После ухода Федора Андреевича Прасковья рассказывала:
— Насчет моего замужества Хведор вам все правильно рассказал. Так все и было. Шестеро нас у отца было, и в такой большой семье лишний рот за столом без надобности. И домик у отца плохой был, старый и маленький. Но лес был, завезенный. Потому отец меня за Хведора и выдал. И не жалею я. Хорошим мужем Хведор был и отца мне заменил. Может, не такой ласковый он, как другие, которым жизнь одна забава, но обиды от него не видывала. Счастливо я жила, пока жизнь давалась.
— У вас дети были. Что с ними?
— Хведор вам рассказывать начал, но я за дровами его послала. Старый он и сильно больной. Нельзя его волновать тяжелыми мыслями. Лучше я вам вес расскажу, пока его нету.
— Федор Андреевич намного старше вас?
— Годов на двадцать. Только до тюрьмы я в нем никакой старости не примечала.

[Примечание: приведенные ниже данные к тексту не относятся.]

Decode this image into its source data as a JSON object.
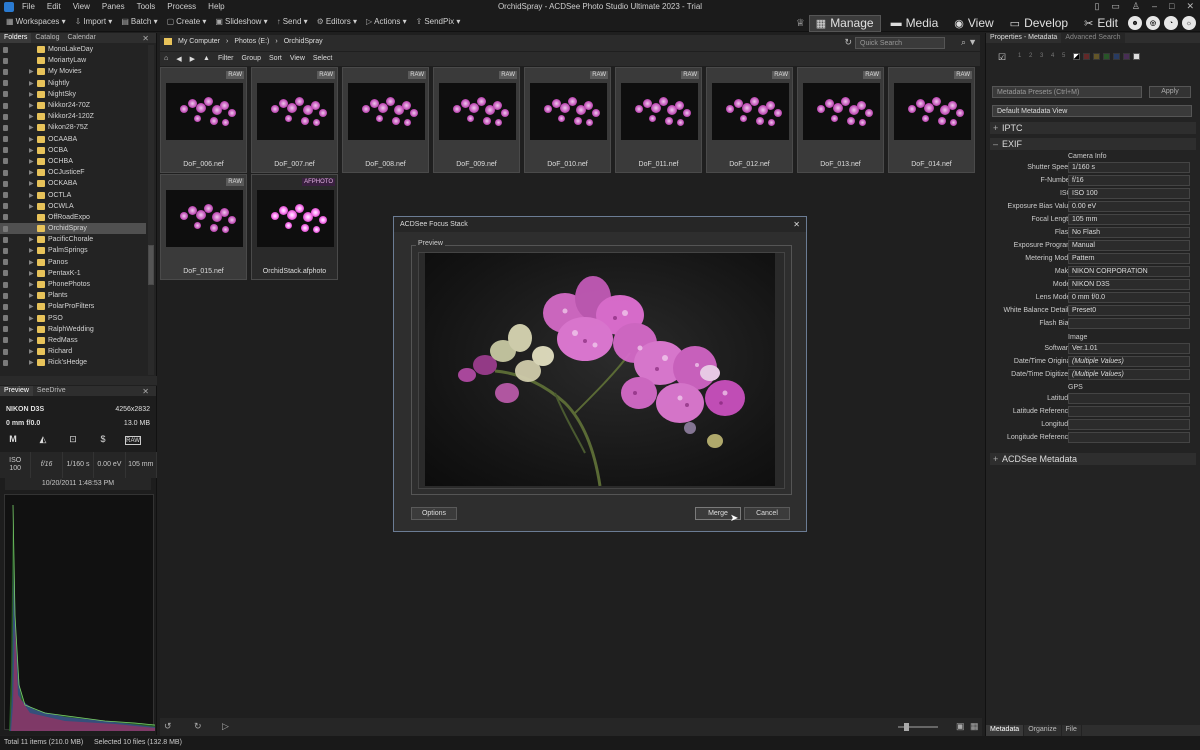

— Значит, верно, что Федор Андреевич в тюрьме сидел? Как это случилось? Наверно, по ошибке или ложный донос какой?
— Не было такого. В тюрьме он по своей вине сидел и — немало. Попасть в нее легко, а выйти на волю как трудно. Срок ему дали восемь годов, но он там, в колониях, сказывал, за непослушание новых сроков еще набрал. Но тут новый закон вышел. С кого вину вовсе сняли, а Хведора по амнистии выпустили, потому виноватый он был. Он, Хведор-то, ничего худого не хотел, но так вышло. Из-за сына-покойника у него спор с властями вышел, и он в сердцах одного из начальников кулаком…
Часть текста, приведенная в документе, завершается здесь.